Not all remote recordings were well received by the public. For instance, in 1963 Chess Records hauled their monaural tape recorder to Myrtle Beach, South Carolina, to capture the Fourth of July weekend concerts including Bo Diddley's electrifying performance in front of 2,000 excited fans. The resulting album, Bo Diddley's Beach Party, did not sell well in the U.S.

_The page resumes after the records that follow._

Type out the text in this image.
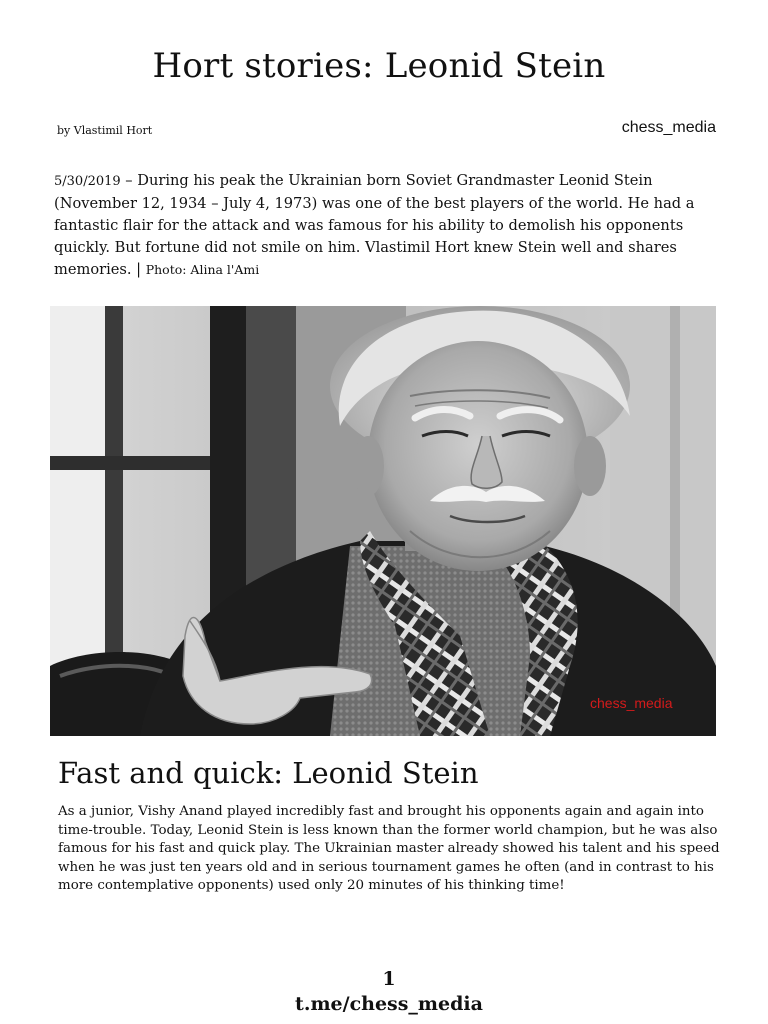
Hort stories: Leonid Stein
by Vlastimil Hort	chess_media

5/30/2019 – During his peak the Ukrainian born Soviet Grandmaster Leonid Stein (November 12, 1934 – July 4, 1973) was one of the best players of the world. He had a fantastic flair for the attack and was famous for his ability to demolish his opponents quickly. But fortune did not smile on him. Vlastimil Hort knew Stein well and shares memories. | Photo: Alina l'Ami

chess_media
Fast and quick: Leonid Stein

As a junior, Vishy Anand played incredibly fast and brought his opponents again and again into time-trouble. Today, Leonid Stein is less known than the former world champion, but he was also famous for his fast and quick play. The Ukrainian master already showed his talent and his speed when he was just ten years old and in serious tournament games he often (and in contrast to his more contemplative opponents) used only 20 minutes of his thinking time!

1
t.me/chess_media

In 1958, American recording engineer Wally Heider mounted recording equipment in a truck, reportedly the first to do so. The next year, engineer Reice Hamel did the same. Both men used new techniques, bringing many microphones to a concert and mixing the performance as it happened—in the manner of a remote broadcast—recording onto stereo tape recorders for release as stereo and mono records. Hamel's first truck grew from simple to more complex in the first seven years. He started with stereo, obtained a three-track machine on which he taped a Barbra Streisand concert, then in 1965 he configured the truck as a complete recording studio. In 1966 he installed a four-track machine, then moved to eight-track, and by 1971 was recording on sixteen tracks.

Many of Heider's recordings became hits or critical successes. One of them is the classic album Live in Concert by Ray Charles, captured in 1964 at the Shrine Auditorium in Los Angeles. Heider recorded the Monterey Pop Festival in 1967; its many musical acts and the increasing importance of high quality sound for a concert film signaled a major shift in scale and importance for the remote truck operator. After that, other recording studios assembled their own remote recording trucks and more concerts were saved on multitrack tapes. The Woodstock Festival was recorded on 12-track by a remote truck and then mixed at the Record Plant studio in New York. In August 1971, the Record Plant used its first remote truck to make its first remote recording, The Concert for Bangladesh held at Madison Square Garden. In preparation for the concert, Record Plant co-founder Chris Stone said that remote recording had several key advantages to studio recording: "It is really not as expensive as studio time when one considers that the concert is two hours long, perhaps twice a night for two days. It is a spontaneous music that is recorded live. This makes it more flavorable [sic]. And it is usually easier on the musician, who gets paid for the concert and gets the recording done for his next LP at the same time. Everyone wins."